By Allison Torres Burtka
In a decision that lawyers say is likely to extend beyond antitrust cases, the Seventh Circuit recently allowed a price-fixing case to proceed after determining that the plaintiffs sufficiently stated a claim under new, stricter pleading standards announced in two landmark Supreme Court rulings.
Noting that “pleading standards in federal litigation are in ferment after Twombly and Iqbal,” the court held that the plaintiffs’ complaint “alleges a conspiracy with sufficient plausibility to satisfy the pleading standard of Twombly.” (In re Text Messaging Antitrust Litig., 2010 WL 5367383 (7th Cir. Dec. 29, 2010).)
In Bell Atlantic Corp. v. Twombly in 2007 and Ashcroft v. Iqbal in 2009, the Supreme Court heightened the federal pleading standard holding that a claim must contain enough facts to make it plausible, not just possible. Since then, courts have disagreed about what exactly the new standard requires. Some have cited these cases in granting motions to dismiss.
The Seventh Circuit offered its interpretation in the price-fixing case.
“The fact that the allegations undergirding a claim could be true is no longer enough to save a complaint from being dismissed,” Judge Richard Posner wrote for the three-judge panel. “The complaint must establish a nonnegligible probability that the claim is valid; but the probability need not be as great as such terms as ‘preponderance of the evidence’ connote.”
The decision “makes it clear that Twombly/Iqbal does not create an impossible burden,” said Joe Whatley of New York City, who represents two of the plaintiffs. “Posner said, ‘Here’s an example of how it can be done.’”
The plaintiffs had alleged that a group of wireless carriers conspired to fix prices for text-messaging services. Among the allegations, Posner noted, were that they exchanged price information at trade association meetings and “that all at once the defendants changed their pricing structures, which were heterogeneous and complex, to a uniform pricing structure, and then simultaneously jacked up their prices by a third” —behavior that pointed to collusion. This was enough to allow the plaintiffs’ case to proceed, the court held.
The district court had dismissed the plaintiffs’ first complaint but ruled that their second amended complaint could move forward. The defendants sought an interlocutory appeal, and the Seventh Circuit granted it, proceeding to the merits of the case without oral argument.

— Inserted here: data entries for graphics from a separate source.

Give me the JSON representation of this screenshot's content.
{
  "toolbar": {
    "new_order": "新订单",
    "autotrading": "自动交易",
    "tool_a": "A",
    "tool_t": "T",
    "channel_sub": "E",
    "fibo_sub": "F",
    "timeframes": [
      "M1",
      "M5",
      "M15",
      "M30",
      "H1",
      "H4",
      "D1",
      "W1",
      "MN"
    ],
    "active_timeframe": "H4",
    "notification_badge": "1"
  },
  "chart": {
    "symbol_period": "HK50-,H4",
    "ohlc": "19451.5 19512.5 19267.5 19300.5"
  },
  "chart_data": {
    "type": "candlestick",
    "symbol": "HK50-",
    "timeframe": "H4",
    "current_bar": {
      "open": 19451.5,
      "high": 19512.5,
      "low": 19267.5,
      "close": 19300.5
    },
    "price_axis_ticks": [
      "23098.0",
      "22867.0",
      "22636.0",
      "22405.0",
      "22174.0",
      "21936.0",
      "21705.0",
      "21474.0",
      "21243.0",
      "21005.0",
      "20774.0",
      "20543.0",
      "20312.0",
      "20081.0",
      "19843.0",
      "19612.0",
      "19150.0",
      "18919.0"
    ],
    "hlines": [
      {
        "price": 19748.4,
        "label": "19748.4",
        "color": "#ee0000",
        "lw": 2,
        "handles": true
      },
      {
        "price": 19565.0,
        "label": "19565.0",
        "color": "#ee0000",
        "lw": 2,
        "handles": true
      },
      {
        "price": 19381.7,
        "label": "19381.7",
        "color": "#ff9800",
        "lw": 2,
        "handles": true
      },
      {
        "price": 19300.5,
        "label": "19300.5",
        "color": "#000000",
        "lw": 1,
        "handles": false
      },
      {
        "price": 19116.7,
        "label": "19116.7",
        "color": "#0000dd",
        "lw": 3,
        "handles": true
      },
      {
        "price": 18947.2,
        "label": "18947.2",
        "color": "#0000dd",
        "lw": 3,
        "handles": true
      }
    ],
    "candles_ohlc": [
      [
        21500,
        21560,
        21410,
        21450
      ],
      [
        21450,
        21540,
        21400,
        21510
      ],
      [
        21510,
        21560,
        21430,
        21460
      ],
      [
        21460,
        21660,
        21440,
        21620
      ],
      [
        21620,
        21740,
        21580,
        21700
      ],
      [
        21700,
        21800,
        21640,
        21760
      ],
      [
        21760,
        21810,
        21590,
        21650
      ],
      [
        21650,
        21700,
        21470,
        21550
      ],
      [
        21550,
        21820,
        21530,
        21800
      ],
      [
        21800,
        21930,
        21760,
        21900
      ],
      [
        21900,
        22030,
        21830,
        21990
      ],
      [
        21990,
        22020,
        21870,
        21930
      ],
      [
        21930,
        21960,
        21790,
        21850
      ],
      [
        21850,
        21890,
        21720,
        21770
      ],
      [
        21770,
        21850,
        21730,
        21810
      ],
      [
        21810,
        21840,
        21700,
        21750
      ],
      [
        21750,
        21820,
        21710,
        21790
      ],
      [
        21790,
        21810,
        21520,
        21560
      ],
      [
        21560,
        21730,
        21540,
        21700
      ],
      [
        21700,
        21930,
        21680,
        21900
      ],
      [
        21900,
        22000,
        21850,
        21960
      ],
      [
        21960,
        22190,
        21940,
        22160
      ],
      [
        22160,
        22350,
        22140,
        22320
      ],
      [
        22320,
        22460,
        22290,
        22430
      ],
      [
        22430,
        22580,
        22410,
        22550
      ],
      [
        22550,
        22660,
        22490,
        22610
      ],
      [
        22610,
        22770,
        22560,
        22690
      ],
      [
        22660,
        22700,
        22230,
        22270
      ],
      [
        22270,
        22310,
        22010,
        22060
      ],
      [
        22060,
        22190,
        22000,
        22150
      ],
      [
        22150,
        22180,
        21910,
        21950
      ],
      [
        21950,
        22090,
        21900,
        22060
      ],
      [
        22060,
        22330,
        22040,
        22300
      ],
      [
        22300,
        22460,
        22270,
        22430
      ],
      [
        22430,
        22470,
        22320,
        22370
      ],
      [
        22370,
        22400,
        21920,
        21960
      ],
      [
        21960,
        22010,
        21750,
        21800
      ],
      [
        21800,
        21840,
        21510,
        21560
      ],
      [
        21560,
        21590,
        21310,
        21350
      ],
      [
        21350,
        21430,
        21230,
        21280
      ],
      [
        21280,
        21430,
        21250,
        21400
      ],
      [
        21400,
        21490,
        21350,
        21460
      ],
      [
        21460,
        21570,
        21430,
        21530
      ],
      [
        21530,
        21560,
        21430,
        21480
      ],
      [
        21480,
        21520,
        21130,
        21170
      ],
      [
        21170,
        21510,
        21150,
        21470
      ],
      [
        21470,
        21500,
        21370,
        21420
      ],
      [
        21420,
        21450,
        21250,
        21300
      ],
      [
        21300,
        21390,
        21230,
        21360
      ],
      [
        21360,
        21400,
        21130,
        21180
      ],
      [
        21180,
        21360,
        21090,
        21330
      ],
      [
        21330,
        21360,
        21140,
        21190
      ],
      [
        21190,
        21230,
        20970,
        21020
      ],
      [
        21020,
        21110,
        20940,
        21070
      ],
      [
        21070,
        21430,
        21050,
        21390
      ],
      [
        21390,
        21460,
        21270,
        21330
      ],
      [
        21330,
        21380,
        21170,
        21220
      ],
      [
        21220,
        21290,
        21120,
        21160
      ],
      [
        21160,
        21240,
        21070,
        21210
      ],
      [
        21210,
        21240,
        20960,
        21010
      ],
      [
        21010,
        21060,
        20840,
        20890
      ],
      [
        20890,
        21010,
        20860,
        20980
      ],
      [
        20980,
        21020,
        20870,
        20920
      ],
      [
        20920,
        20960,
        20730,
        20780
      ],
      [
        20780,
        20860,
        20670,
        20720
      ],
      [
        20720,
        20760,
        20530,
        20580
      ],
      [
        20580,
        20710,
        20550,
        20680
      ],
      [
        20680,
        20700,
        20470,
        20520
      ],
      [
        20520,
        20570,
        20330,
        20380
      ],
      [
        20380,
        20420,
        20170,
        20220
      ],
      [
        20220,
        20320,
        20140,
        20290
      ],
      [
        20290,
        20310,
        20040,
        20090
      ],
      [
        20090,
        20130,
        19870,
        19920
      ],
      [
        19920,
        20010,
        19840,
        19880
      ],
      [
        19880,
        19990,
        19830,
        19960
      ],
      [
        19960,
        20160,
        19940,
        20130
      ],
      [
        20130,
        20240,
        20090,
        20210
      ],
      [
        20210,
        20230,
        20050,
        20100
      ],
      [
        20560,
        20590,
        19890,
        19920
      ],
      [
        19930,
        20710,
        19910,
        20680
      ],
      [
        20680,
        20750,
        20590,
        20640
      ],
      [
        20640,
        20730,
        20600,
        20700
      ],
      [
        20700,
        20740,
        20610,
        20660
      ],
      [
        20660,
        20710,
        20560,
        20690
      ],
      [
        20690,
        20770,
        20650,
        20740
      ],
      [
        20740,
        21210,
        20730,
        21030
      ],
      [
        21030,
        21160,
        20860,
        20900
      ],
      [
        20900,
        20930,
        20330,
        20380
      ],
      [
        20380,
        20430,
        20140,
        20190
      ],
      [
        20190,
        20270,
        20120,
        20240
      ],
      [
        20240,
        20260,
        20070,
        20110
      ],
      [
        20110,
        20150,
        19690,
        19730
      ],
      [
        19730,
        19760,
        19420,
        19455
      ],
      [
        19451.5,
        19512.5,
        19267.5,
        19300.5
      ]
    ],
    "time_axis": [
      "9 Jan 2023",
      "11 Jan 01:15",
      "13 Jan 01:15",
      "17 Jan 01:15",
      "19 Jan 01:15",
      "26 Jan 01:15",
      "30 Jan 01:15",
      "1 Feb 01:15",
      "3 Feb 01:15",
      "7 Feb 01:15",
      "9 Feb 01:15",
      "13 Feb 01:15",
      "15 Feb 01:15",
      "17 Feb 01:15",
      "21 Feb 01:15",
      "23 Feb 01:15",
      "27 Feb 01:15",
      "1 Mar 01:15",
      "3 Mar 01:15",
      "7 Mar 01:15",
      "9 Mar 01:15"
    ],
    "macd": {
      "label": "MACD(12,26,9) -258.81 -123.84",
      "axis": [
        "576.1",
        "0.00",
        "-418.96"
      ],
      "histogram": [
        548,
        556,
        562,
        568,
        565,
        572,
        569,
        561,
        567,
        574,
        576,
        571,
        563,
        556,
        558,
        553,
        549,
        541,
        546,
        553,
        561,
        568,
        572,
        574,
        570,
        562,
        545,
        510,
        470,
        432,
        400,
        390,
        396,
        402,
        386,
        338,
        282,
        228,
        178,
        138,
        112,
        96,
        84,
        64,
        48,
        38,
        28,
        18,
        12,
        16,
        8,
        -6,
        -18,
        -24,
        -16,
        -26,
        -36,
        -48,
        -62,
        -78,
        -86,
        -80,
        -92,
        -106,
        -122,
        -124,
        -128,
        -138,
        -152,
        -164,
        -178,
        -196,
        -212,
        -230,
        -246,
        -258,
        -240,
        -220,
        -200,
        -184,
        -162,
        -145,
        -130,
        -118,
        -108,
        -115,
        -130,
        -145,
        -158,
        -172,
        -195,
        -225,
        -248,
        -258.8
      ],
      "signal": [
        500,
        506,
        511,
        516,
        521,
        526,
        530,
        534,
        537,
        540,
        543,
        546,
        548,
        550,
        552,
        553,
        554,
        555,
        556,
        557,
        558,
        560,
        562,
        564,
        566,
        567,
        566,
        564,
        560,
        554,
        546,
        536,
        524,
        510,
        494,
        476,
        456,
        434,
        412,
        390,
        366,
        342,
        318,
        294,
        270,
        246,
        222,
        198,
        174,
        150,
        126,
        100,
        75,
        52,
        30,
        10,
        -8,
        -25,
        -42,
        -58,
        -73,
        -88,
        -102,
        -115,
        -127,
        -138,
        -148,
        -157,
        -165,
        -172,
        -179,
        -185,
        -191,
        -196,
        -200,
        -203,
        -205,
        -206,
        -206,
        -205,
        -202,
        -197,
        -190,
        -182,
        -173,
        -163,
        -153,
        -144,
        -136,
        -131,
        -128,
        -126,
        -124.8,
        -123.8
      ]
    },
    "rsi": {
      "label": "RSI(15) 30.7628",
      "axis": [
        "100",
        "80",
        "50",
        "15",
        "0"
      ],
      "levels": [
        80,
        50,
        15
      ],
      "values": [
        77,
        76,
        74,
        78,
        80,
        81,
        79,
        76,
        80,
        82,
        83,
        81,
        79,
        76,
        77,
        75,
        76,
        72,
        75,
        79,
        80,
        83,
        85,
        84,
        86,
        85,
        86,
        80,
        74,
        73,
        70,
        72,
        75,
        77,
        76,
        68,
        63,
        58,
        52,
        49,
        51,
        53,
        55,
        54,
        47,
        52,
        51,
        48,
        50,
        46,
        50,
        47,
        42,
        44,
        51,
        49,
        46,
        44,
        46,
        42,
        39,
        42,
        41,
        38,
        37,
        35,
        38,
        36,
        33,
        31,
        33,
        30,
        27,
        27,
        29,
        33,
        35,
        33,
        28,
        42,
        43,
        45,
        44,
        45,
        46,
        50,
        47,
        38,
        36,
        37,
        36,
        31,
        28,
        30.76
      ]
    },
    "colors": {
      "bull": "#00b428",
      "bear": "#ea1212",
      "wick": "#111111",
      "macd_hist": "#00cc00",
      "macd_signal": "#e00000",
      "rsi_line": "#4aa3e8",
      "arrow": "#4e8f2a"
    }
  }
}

The decision is important because it addresses the issue of “informational asymmetry”—the unequal information that the parties have at the time of a motion to dismiss—an issue that has come up frequently in post-Iqbal and -Twombly cases, said Claire Prestel, a staff attorney with Public Justice in Washington, D.C. The decision also “emphasizes that the plaintiff does not have to prove his or her case in the complaint,” she said. Prestel is the coordinating attorney for the organization’s Iqbal Project, which aims to prevent misuse of the Iqbal and Twombly decisions.
Whatley noted that the Seventh Circuit decision is especially significant because Posner is a well respected judge who is generally considered conservative.
Posner wrote that “Twombly, even more clearly than its successor, Iqbal . . . , is designed to spare defendants the expense of responding to bulky, burdensome discovery unless the complaint provides enough information to enable an inference that the suit has sufficient merit. . . .” Still, the court said the plaintiffs had done enough to proceed to discovery, which “may reveal the smoking gun or bring to light additional circumstantial evidence that further tilts the balance in favor of liability.”